Set service = GetObject(addr)
I get it. But when I try to call NumberOfEvals from service,
Dim count As Integer
count = service.NumberOfEvals()
I get Automation Error “Run-time error ‘-2146233054 (80131522)’.
Seems like the method crashes, but when I’m trying to debug the server, the method is not in fact called. Does anybody have any idea, what can be a problem? Any hint is welcome.

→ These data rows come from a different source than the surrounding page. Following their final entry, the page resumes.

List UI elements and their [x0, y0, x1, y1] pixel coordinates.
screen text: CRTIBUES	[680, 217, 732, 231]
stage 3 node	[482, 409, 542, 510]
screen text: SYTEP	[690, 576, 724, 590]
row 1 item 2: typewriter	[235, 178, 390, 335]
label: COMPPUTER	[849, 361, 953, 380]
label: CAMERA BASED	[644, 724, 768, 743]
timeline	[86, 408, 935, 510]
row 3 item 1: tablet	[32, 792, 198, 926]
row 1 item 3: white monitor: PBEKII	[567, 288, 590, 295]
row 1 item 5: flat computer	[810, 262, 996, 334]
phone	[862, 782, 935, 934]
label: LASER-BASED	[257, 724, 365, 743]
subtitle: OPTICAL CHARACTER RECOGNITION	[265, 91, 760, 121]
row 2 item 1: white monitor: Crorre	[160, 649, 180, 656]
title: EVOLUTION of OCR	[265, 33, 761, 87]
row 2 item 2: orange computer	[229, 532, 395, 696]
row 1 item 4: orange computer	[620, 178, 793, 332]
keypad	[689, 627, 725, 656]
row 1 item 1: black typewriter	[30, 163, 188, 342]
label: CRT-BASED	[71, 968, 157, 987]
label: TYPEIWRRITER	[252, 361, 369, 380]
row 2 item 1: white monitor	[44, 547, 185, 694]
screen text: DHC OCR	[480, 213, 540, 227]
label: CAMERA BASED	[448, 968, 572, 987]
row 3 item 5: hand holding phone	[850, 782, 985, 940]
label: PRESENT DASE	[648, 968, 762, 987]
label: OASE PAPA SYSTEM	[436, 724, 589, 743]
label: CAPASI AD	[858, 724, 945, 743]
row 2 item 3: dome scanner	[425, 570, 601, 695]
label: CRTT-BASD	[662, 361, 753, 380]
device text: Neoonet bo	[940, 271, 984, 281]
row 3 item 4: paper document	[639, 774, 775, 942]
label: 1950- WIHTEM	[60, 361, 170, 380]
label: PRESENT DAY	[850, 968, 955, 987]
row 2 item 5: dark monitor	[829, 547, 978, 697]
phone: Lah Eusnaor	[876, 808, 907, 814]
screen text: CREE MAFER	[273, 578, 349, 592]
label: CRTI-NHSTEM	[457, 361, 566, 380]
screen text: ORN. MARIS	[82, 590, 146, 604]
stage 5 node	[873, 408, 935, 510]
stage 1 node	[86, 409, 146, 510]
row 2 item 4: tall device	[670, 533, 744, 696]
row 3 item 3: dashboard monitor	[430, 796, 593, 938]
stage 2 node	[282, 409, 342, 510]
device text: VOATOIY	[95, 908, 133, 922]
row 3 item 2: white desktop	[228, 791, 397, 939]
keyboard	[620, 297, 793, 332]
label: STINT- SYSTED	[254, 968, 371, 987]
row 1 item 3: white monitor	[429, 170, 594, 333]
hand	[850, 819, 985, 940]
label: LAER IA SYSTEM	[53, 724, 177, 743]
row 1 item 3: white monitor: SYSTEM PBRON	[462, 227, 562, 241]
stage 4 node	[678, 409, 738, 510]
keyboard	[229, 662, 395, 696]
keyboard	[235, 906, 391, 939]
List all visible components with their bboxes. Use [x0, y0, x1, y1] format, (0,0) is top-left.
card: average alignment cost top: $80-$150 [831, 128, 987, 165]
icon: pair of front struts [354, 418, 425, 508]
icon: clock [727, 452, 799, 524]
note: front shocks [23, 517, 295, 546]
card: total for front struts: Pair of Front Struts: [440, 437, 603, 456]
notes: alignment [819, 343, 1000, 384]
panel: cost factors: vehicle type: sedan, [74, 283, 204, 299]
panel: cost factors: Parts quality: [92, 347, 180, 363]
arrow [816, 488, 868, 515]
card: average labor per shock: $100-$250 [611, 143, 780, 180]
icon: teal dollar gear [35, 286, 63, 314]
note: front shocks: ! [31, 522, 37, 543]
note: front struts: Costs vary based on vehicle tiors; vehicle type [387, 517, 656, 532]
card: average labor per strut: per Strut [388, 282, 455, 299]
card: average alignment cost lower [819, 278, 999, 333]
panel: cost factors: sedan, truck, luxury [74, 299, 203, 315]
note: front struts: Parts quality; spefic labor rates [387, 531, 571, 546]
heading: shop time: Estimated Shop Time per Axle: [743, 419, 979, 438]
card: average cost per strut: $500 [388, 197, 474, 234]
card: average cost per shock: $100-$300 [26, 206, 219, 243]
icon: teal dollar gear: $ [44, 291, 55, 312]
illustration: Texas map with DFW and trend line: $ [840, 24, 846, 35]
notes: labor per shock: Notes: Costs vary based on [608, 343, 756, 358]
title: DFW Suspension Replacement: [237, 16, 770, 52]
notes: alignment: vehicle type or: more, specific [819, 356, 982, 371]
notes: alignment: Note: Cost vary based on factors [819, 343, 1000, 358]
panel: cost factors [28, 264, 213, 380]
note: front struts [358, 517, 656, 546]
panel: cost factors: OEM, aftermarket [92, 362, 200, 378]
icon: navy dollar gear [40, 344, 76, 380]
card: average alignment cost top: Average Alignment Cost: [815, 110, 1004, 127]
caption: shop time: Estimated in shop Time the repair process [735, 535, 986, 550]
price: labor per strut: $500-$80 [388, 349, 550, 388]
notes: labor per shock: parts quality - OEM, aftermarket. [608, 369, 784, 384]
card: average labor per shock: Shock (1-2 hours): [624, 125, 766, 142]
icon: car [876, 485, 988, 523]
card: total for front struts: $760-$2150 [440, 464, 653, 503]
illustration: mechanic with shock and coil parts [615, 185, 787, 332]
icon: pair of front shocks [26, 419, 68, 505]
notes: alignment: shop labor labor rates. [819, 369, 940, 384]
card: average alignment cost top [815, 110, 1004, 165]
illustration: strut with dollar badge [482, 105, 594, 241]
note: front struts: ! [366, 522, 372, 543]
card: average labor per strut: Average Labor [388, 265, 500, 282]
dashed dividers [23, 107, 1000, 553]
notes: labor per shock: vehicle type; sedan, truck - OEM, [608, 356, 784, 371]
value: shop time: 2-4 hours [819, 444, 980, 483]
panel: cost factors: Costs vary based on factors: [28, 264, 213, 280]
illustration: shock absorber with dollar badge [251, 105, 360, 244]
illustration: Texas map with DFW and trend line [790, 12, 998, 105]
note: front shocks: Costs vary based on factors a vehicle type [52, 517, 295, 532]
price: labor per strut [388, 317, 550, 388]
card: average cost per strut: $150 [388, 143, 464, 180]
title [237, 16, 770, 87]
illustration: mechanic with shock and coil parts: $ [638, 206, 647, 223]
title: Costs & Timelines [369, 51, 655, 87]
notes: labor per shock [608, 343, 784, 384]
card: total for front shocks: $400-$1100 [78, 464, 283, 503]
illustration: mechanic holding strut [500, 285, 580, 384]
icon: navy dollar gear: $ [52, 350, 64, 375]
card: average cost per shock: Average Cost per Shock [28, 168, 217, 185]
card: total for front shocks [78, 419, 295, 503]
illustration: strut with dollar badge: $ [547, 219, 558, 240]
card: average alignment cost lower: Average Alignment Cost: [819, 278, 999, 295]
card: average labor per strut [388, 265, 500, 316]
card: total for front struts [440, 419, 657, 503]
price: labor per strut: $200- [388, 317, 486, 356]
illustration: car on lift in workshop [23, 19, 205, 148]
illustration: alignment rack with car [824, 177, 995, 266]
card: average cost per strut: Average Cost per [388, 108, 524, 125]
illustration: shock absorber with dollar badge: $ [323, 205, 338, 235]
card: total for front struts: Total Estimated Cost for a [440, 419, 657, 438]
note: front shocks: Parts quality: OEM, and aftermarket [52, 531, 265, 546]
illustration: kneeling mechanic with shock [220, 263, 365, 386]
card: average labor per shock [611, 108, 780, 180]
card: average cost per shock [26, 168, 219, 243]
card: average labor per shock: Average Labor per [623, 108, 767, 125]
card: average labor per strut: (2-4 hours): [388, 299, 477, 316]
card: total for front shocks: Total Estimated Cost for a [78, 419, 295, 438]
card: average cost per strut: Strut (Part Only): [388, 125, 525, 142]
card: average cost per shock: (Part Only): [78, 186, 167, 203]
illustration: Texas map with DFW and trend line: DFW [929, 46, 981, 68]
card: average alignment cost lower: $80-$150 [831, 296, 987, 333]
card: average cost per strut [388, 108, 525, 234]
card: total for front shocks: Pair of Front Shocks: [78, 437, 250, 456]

The content of App.config file is:
Thank you.
July 16th, 2012 - 09:59
Images are still broken
August 18th, 2012 - 16:13
I am trying to construct the Moniker URL for a SharePoint 2010 List over http. I am using the /_vti_bin/ListData.svc/mex
What are the Moniker URL values for contract, contractNamespace, binding, and bindingNamespace ?
August 23rd, 2012 - 09:18
Hi Damian and all others,
Any success in passing array / byte[] from vba to wcf webservice?
I haven’t been able to make this work yet, so if there are any new suggestions / solution..
November 2nd, 2012 - 14:51
Hi Damian,
It is a very nice article. I tried the same and is working fine.
Now I wanted to try consuming wcf service from c++. This is giving me error during invoke method. Can you please help me in this regards.
Steps we followed:
1 – Building a moniker
2 – CoGetObject – Success
3 – GetIdsOFNames – Success
4 – Invoke – Failed.
November 5th, 2012 - 16:15
Hmmmmm, trying to access an existing WCF service from Excel is very hard with these instructions. The following section seems like ‘magic’ and unfortunately is a roadblock:
“The Service Moniker needs to know the address of the MetataData Service, the address of the service itself, binding information, and information about the contract.
Dim addr As String
addr = “service:mexAddress=”"net.tcp://localhost:7891/Test/WcfService1/Service1/Mex”",”
addr = addr + “address=”"net.tcp://localhost:7891/Test/WcfService1/Service1/”",”
addr = addr + “contract=”"IService1″”, contractNamespace=”"http://tempuri.org/”",”
addr = addr + “binding=”"NetTcpBinding_IService1″”, bindingNamespace=”"http://tempuri.org/”"”
How do I start trying to figure this out for a WCF service that already exists?
March 15th, 2013 - 17:01
Your comment is awaiting moderation.
Trying this out and getting a WSDL error. I posted this question to stackoverflow, any ideas?
http://stackoverflow.com/questions/15436383/getting-wsdl-error-when-calling-service-using-wcf-service-moniker
Thanks!
June 4th, 2013 - 10:03
Hi Damian, thank you for this tutorial (really useful), it works perfectly. Can we use the same way to pass userdefined data types???